Abstract
DR. STARK, an economist from Czechoslovakia, has included in this volume a series of critical essays in the philosophy of political economy. His attempt to throw familiar strands of doctrine into new perspective gives his work a pleasing quality of freshness. The author's interest is moral and religious as well as economic: he disapproves of the modern tendency to cut away economics from any ethical roots and, resting it on the individual divorced from his social setting, to glorify freedom at the expense of equality. His outlook is one of hostility to the positivistic tendencies of the nineteenth century. Classical political economy of Adam Smith and his successors is considered by Dr.
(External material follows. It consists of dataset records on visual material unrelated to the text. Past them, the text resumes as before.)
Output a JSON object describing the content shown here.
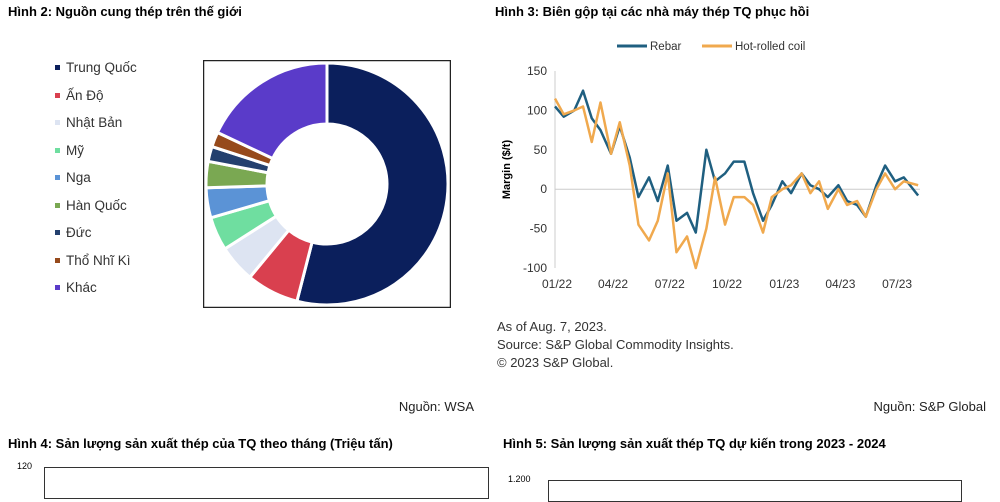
{
  "figure2": {
    "title": "Hình 2: Nguồn cung thép trên thế giới",
    "source": "Nguồn: WSA",
    "chart_data": {
      "type": "pie",
      "donut": true,
      "categories": [
        "Trung Quốc",
        "Ấn Độ",
        "Nhật Bản",
        "Mỹ",
        "Nga",
        "Hàn Quốc",
        "Đức",
        "Thổ Nhĩ Kì",
        "Khác"
      ],
      "values": [
        54,
        7,
        5,
        4.5,
        4,
        3.5,
        2,
        2,
        18
      ],
      "colors": [
        "#0b1f5c",
        "#d9404f",
        "#dde4f2",
        "#6fdea0",
        "#5b93d6",
        "#7aa852",
        "#24406e",
        "#964a1c",
        "#5a3bc9"
      ],
      "legend_placement": "left"
    }
  },
  "figure3": {
    "title": "Hình 3: Biên gộp tại các nhà máy thép TQ phục hồi",
    "source": "Nguồn: S&P Global",
    "notes": [
      "As of Aug. 7, 2023.",
      "Source: S&P Global Commodity Insights.",
      "© 2023 S&P Global."
    ],
    "chart_data": {
      "type": "line",
      "ylabel": "Margin ($/t)",
      "xlabel": "",
      "ylim": [
        -100,
        150
      ],
      "yticks": [
        "150",
        "100",
        "50",
        "0",
        "-50",
        "-100"
      ],
      "xticks": [
        "01/22",
        "04/22",
        "07/22",
        "10/22",
        "01/23",
        "04/23",
        "07/23"
      ],
      "legend_placement": "top",
      "x": [
        "2022-01-01",
        "2022-01-15",
        "2022-02-01",
        "2022-02-15",
        "2022-03-01",
        "2022-03-15",
        "2022-04-01",
        "2022-04-15",
        "2022-05-01",
        "2022-05-15",
        "2022-06-01",
        "2022-06-15",
        "2022-07-01",
        "2022-07-15",
        "2022-08-01",
        "2022-08-15",
        "2022-09-01",
        "2022-09-15",
        "2022-10-01",
        "2022-10-15",
        "2022-11-01",
        "2022-11-15",
        "2022-12-01",
        "2022-12-15",
        "2023-01-01",
        "2023-01-15",
        "2023-02-01",
        "2023-02-15",
        "2023-03-01",
        "2023-03-15",
        "2023-04-01",
        "2023-04-15",
        "2023-05-01",
        "2023-05-15",
        "2023-06-01",
        "2023-06-15",
        "2023-07-01",
        "2023-07-15",
        "2023-08-07"
      ],
      "series": [
        {
          "name": "Rebar",
          "color": "#1f5f80",
          "values": [
            105,
            92,
            100,
            125,
            90,
            75,
            45,
            80,
            40,
            -10,
            15,
            -15,
            30,
            -40,
            -30,
            -55,
            50,
            10,
            20,
            35,
            35,
            -5,
            -40,
            -20,
            10,
            -5,
            20,
            5,
            0,
            -10,
            5,
            -15,
            -20,
            -35,
            5,
            30,
            10,
            15,
            -8
          ]
        },
        {
          "name": "Hot-rolled coil",
          "color": "#f0a94e",
          "values": [
            115,
            95,
            100,
            105,
            60,
            110,
            45,
            85,
            30,
            -45,
            -65,
            -40,
            20,
            -80,
            -60,
            -100,
            -50,
            15,
            -45,
            -10,
            -10,
            -20,
            -55,
            -10,
            0,
            5,
            20,
            -5,
            10,
            -25,
            0,
            -20,
            -15,
            -35,
            0,
            20,
            0,
            10,
            5
          ]
        }
      ]
    }
  },
  "figure4": {
    "title": "Hình 4: Sản lượng sản xuất thép của TQ theo tháng (Triệu tấn)",
    "ytick_top": "120"
  },
  "figure5": {
    "title": "Hình 5: Sản lượng sản xuất thép TQ dự kiến trong 2023 - 2024",
    "ytick_top": "1.200"
  }
}
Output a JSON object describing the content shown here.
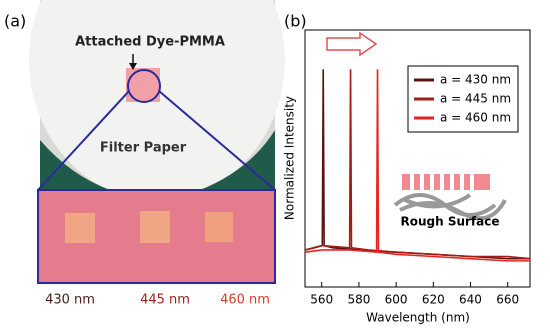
{
  "panel_a": {
    "label": "(a)",
    "annotation": "Attached Dye-PMMA",
    "paper_label": "Filter Paper",
    "sample_labels": [
      "430 nm",
      "445 nm",
      "460 nm"
    ]
  },
  "panel_b_label": "(b)",
  "chart_data": {
    "type": "line",
    "xlabel": "Wavelength (nm)",
    "ylabel": "Normalized Intensity",
    "annotation": "Rough Surface",
    "xlim": [
      551,
      672
    ],
    "xticks": [
      560,
      580,
      600,
      620,
      640,
      660
    ],
    "ylim": [
      0,
      1.18
    ],
    "legend": "upper right",
    "series": [
      {
        "name": "a = 430 nm",
        "color": "#5a1410",
        "x": [
          551,
          556,
          560.3,
          560.8,
          561.3,
          566,
          580,
          600,
          620,
          640,
          660,
          672
        ],
        "values": [
          0.17,
          0.18,
          0.19,
          1.0,
          0.19,
          0.18,
          0.17,
          0.16,
          0.15,
          0.14,
          0.13,
          0.13
        ]
      },
      {
        "name": "a = 445 nm",
        "color": "#a01c18",
        "x": [
          551,
          560,
          575,
          575.5,
          576,
          585,
          600,
          620,
          640,
          660,
          672
        ],
        "values": [
          0.17,
          0.19,
          0.18,
          1.0,
          0.18,
          0.17,
          0.16,
          0.15,
          0.14,
          0.14,
          0.13
        ]
      },
      {
        "name": "a = 460 nm",
        "color": "#e6261e",
        "x": [
          551,
          560,
          575,
          589.5,
          590,
          590.5,
          600,
          620,
          640,
          660,
          672
        ],
        "values": [
          0.16,
          0.17,
          0.17,
          0.16,
          1.0,
          0.16,
          0.15,
          0.14,
          0.13,
          0.12,
          0.12
        ]
      }
    ]
  }
}
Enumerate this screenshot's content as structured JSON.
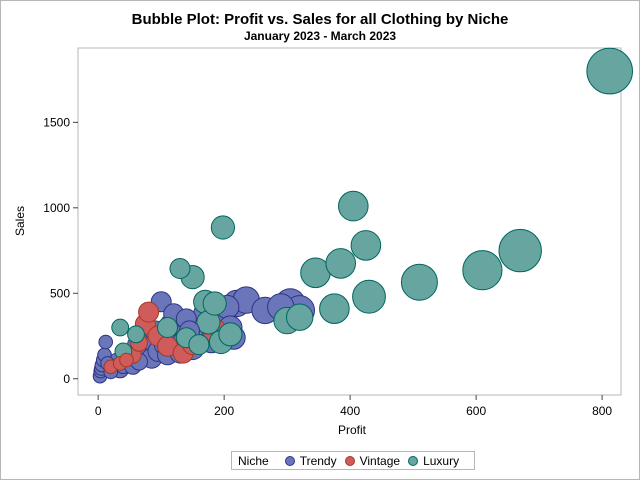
{
  "chart_data": {
    "type": "scatter",
    "title": "Bubble Plot: Profit vs. Sales for all Clothing by Niche",
    "subtitle": "January 2023 - March 2023",
    "xlabel": "Profit",
    "ylabel": "Sales",
    "xlim": [
      -32,
      830
    ],
    "ylim": [
      -95,
      1935
    ],
    "xticks": [
      0,
      200,
      400,
      600,
      800
    ],
    "yticks": [
      0,
      500,
      1000,
      1500
    ],
    "grid": false,
    "legend": {
      "title": "Niche",
      "position": "bottom"
    },
    "series": [
      {
        "name": "Trendy",
        "color": "#6b75b9",
        "edge": "#2d3584",
        "points": [
          {
            "x": 3,
            "y": 15,
            "size": 3
          },
          {
            "x": 4,
            "y": 45,
            "size": 3
          },
          {
            "x": 5,
            "y": 60,
            "size": 3
          },
          {
            "x": 6,
            "y": 80,
            "size": 3
          },
          {
            "x": 8,
            "y": 110,
            "size": 3
          },
          {
            "x": 10,
            "y": 140,
            "size": 3
          },
          {
            "x": 12,
            "y": 215,
            "size": 3
          },
          {
            "x": 15,
            "y": 90,
            "size": 3
          },
          {
            "x": 20,
            "y": 40,
            "size": 3
          },
          {
            "x": 25,
            "y": 60,
            "size": 4
          },
          {
            "x": 30,
            "y": 100,
            "size": 4
          },
          {
            "x": 35,
            "y": 55,
            "size": 4
          },
          {
            "x": 40,
            "y": 80,
            "size": 4
          },
          {
            "x": 45,
            "y": 120,
            "size": 4
          },
          {
            "x": 50,
            "y": 150,
            "size": 4
          },
          {
            "x": 55,
            "y": 75,
            "size": 4
          },
          {
            "x": 60,
            "y": 200,
            "size": 4
          },
          {
            "x": 65,
            "y": 100,
            "size": 4
          },
          {
            "x": 70,
            "y": 130,
            "size": 5
          },
          {
            "x": 75,
            "y": 170,
            "size": 5
          },
          {
            "x": 80,
            "y": 230,
            "size": 5
          },
          {
            "x": 85,
            "y": 120,
            "size": 5
          },
          {
            "x": 90,
            "y": 280,
            "size": 5
          },
          {
            "x": 95,
            "y": 160,
            "size": 5
          },
          {
            "x": 100,
            "y": 450,
            "size": 5
          },
          {
            "x": 105,
            "y": 200,
            "size": 5
          },
          {
            "x": 110,
            "y": 140,
            "size": 5
          },
          {
            "x": 115,
            "y": 320,
            "size": 5
          },
          {
            "x": 120,
            "y": 380,
            "size": 5
          },
          {
            "x": 125,
            "y": 250,
            "size": 5
          },
          {
            "x": 130,
            "y": 150,
            "size": 5
          },
          {
            "x": 135,
            "y": 220,
            "size": 5
          },
          {
            "x": 140,
            "y": 350,
            "size": 5
          },
          {
            "x": 145,
            "y": 280,
            "size": 5
          },
          {
            "x": 150,
            "y": 180,
            "size": 6
          },
          {
            "x": 160,
            "y": 250,
            "size": 6
          },
          {
            "x": 170,
            "y": 380,
            "size": 6
          },
          {
            "x": 180,
            "y": 220,
            "size": 6
          },
          {
            "x": 190,
            "y": 300,
            "size": 6
          },
          {
            "x": 200,
            "y": 380,
            "size": 6
          },
          {
            "x": 205,
            "y": 420,
            "size": 6
          },
          {
            "x": 210,
            "y": 300,
            "size": 6
          },
          {
            "x": 215,
            "y": 240,
            "size": 6
          },
          {
            "x": 220,
            "y": 440,
            "size": 7
          },
          {
            "x": 235,
            "y": 460,
            "size": 7
          },
          {
            "x": 265,
            "y": 400,
            "size": 7
          },
          {
            "x": 290,
            "y": 420,
            "size": 7
          },
          {
            "x": 305,
            "y": 440,
            "size": 8
          },
          {
            "x": 320,
            "y": 400,
            "size": 8
          }
        ]
      },
      {
        "name": "Vintage",
        "color": "#d05b5b",
        "edge": "#a23a23",
        "points": [
          {
            "x": 20,
            "y": 70,
            "size": 3
          },
          {
            "x": 35,
            "y": 90,
            "size": 3
          },
          {
            "x": 45,
            "y": 110,
            "size": 3
          },
          {
            "x": 55,
            "y": 140,
            "size": 4
          },
          {
            "x": 65,
            "y": 210,
            "size": 4
          },
          {
            "x": 75,
            "y": 320,
            "size": 5
          },
          {
            "x": 80,
            "y": 390,
            "size": 5
          },
          {
            "x": 95,
            "y": 250,
            "size": 5
          },
          {
            "x": 110,
            "y": 190,
            "size": 5
          },
          {
            "x": 135,
            "y": 150,
            "size": 5
          },
          {
            "x": 150,
            "y": 200,
            "size": 5
          },
          {
            "x": 185,
            "y": 280,
            "size": 6
          }
        ]
      },
      {
        "name": "Luxury",
        "color": "#66a5a0",
        "edge": "#01665e",
        "points": [
          {
            "x": 35,
            "y": 300,
            "size": 4
          },
          {
            "x": 40,
            "y": 160,
            "size": 4
          },
          {
            "x": 60,
            "y": 260,
            "size": 4
          },
          {
            "x": 110,
            "y": 300,
            "size": 5
          },
          {
            "x": 130,
            "y": 645,
            "size": 5
          },
          {
            "x": 140,
            "y": 240,
            "size": 5
          },
          {
            "x": 150,
            "y": 595,
            "size": 6
          },
          {
            "x": 160,
            "y": 200,
            "size": 5
          },
          {
            "x": 170,
            "y": 450,
            "size": 6
          },
          {
            "x": 175,
            "y": 330,
            "size": 6
          },
          {
            "x": 185,
            "y": 440,
            "size": 6
          },
          {
            "x": 195,
            "y": 215,
            "size": 6
          },
          {
            "x": 198,
            "y": 885,
            "size": 6
          },
          {
            "x": 210,
            "y": 260,
            "size": 6
          },
          {
            "x": 300,
            "y": 340,
            "size": 7
          },
          {
            "x": 320,
            "y": 360,
            "size": 7
          },
          {
            "x": 345,
            "y": 620,
            "size": 8
          },
          {
            "x": 375,
            "y": 410,
            "size": 8
          },
          {
            "x": 385,
            "y": 675,
            "size": 8
          },
          {
            "x": 405,
            "y": 1010,
            "size": 8
          },
          {
            "x": 425,
            "y": 780,
            "size": 8
          },
          {
            "x": 430,
            "y": 480,
            "size": 9
          },
          {
            "x": 510,
            "y": 565,
            "size": 10
          },
          {
            "x": 610,
            "y": 635,
            "size": 11
          },
          {
            "x": 670,
            "y": 750,
            "size": 12
          },
          {
            "x": 812,
            "y": 1800,
            "size": 13
          }
        ]
      }
    ]
  }
}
Stark to be superior in this respect to the modern; and he uses what he deems the greater breadth and depth of the former as touchstone to the latter. "The decision between the social and ethical approach of the classical and the individualist and scientific approach of the modern economists," he concludes, "depends upon the question whether it be desirable or even possible to divide the search for the true from the quest for the good." In his view, "the vital link between them should not be severed", since "of all creatures which we know man alone has the privilege, and the duty, to raise his face toward that Infinite Perfection, in whose image he has been formed".
The Ideal Foundations of Economic Thought
Three Essays on the Philosophy of Economics. By Dr. W. Stark. (International Library of Sociology and Social Reconstruction.) Pp. viii + 219. (London: Kegan Paul and Co., Ltd., 1943.) 15s. net.